The three had long crossed paths on the touring circuit, but they hadn’t played together onstage until an impromptu performance during the 2014 Telluride Bluegrass Festival. They worked up a couple of songs in a backstage bathroom at the Sheridan Opera House and quickly sensed an unusual symbiosis. “There was some magical energy,” O’Donovan says. “From the beginning it felt like there was equal ownership. It wasn’t someone leading it and everyone else following along, which is really rare.”

Wanting to keep exploring that shared musical landscape, they performed a series of shows in 2015, which led to a short writing stint later that year in Los Angeles, and then an eight-day powwow at a farmhouse in rural Vermont. Following a morning run or yoga session, they would write new material together, expanding on the first line of a story, a wisp of a melody, or just a random thought. After lunch—kimchi soup and bread baked by O’Donovan were favorites—they’d work at refining songs until the evening, before finally decompressing in a hot tub while sipping on a Heady Topper, a coveted double IPA that’s almost impossible to find outside Vermont. “It’s the magic sauce,” quips O’Donovan.
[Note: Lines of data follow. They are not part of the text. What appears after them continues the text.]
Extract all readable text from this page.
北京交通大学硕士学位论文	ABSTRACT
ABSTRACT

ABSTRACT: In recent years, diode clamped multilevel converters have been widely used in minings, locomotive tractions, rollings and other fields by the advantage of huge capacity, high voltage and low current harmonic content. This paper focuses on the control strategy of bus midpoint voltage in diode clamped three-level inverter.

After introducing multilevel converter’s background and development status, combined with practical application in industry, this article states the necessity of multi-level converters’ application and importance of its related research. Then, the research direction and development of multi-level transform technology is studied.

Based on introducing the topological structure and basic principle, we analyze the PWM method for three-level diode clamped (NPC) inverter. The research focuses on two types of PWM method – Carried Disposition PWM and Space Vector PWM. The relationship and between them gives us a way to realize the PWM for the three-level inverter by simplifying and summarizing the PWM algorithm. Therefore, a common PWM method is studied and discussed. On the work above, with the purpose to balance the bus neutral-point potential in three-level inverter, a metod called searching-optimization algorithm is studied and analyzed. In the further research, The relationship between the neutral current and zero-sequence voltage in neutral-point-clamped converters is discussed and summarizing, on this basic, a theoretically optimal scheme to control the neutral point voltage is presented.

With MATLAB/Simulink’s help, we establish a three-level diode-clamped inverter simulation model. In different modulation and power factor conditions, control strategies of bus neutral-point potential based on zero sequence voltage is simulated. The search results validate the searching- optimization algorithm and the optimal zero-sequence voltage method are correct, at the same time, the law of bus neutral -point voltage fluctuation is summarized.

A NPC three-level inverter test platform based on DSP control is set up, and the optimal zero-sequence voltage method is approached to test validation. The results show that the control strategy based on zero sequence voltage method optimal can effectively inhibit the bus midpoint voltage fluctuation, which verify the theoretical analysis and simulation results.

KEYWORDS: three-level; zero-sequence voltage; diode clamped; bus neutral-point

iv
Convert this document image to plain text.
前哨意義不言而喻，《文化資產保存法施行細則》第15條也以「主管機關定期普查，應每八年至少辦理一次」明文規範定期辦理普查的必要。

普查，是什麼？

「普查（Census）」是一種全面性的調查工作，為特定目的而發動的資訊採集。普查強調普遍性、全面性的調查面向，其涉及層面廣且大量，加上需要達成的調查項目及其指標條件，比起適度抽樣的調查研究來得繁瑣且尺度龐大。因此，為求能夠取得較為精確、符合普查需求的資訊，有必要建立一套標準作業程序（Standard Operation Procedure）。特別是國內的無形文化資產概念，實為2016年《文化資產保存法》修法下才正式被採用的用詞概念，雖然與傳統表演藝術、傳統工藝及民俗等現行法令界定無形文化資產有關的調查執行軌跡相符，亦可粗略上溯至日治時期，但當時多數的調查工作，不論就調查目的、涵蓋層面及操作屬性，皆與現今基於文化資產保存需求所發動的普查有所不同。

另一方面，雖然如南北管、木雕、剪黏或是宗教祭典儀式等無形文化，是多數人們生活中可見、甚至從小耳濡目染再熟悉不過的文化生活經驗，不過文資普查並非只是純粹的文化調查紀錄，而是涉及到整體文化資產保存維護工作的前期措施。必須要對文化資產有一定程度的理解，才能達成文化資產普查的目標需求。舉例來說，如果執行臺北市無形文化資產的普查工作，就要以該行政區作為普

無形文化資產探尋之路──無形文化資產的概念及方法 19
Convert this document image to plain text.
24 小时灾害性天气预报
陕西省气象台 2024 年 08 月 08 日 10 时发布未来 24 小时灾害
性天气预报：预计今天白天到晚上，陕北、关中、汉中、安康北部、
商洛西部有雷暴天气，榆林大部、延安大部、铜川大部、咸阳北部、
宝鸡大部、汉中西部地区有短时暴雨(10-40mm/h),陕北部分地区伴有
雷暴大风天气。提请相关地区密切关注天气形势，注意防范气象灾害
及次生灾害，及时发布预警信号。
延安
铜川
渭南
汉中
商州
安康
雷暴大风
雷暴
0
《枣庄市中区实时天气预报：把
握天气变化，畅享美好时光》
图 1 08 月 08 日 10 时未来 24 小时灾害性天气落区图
Whatever the secret, the results are mesmerizing, with shimmering harmonies that coo ethereally on the tender ballad “Wild One” and crackle with playful dynamics on the roof-raising “Game to Lose” and “Overland,” a rollicking ode to cross-country rail travel. And though each musician is known for prowess on a particular instrument, See You Around finds them sampling from a smorgasbord of new gear. On the slow-burning highlight “I-89,” Watkins plays a slithery descending bass line while O’Donovan peels off squeals of electric guitar and Jarosz picks at an oddly tuned banjo. They recorded the album in England with the producer Ethan Johns (who’s worked with Paul McCartney and Ryan Adams), playing live and singing around one microphone. “Sometimes it’s hard to love a song when it’s only you, but when you have bandmates it’s easier,” Watkins says. “I can’t think of one thing on the record where I wished we had done something different.”

Bluegrass is defined by unique collaborations and artists often reinterpreting older classics. But the desire to work up fresh songs was always at the forefront for See You Around. “We want to be perceived as a band, not as a supergroup doing other people’s material,” Jarosz says.

“When we toured, all we did was covers,” adds Watkins. “We got all of that out because we learned things about what we want to do and what we want to sound like before we actually started writing songs.”

The chemistry between them is striking, so much so that See You Around feels a lot more like a kickoff than a one-off. “Writing together was really seamless,” Watkins says. “We’ve all been in collaborations where it doesn’t work out, so when it does, it’s like, whoa.”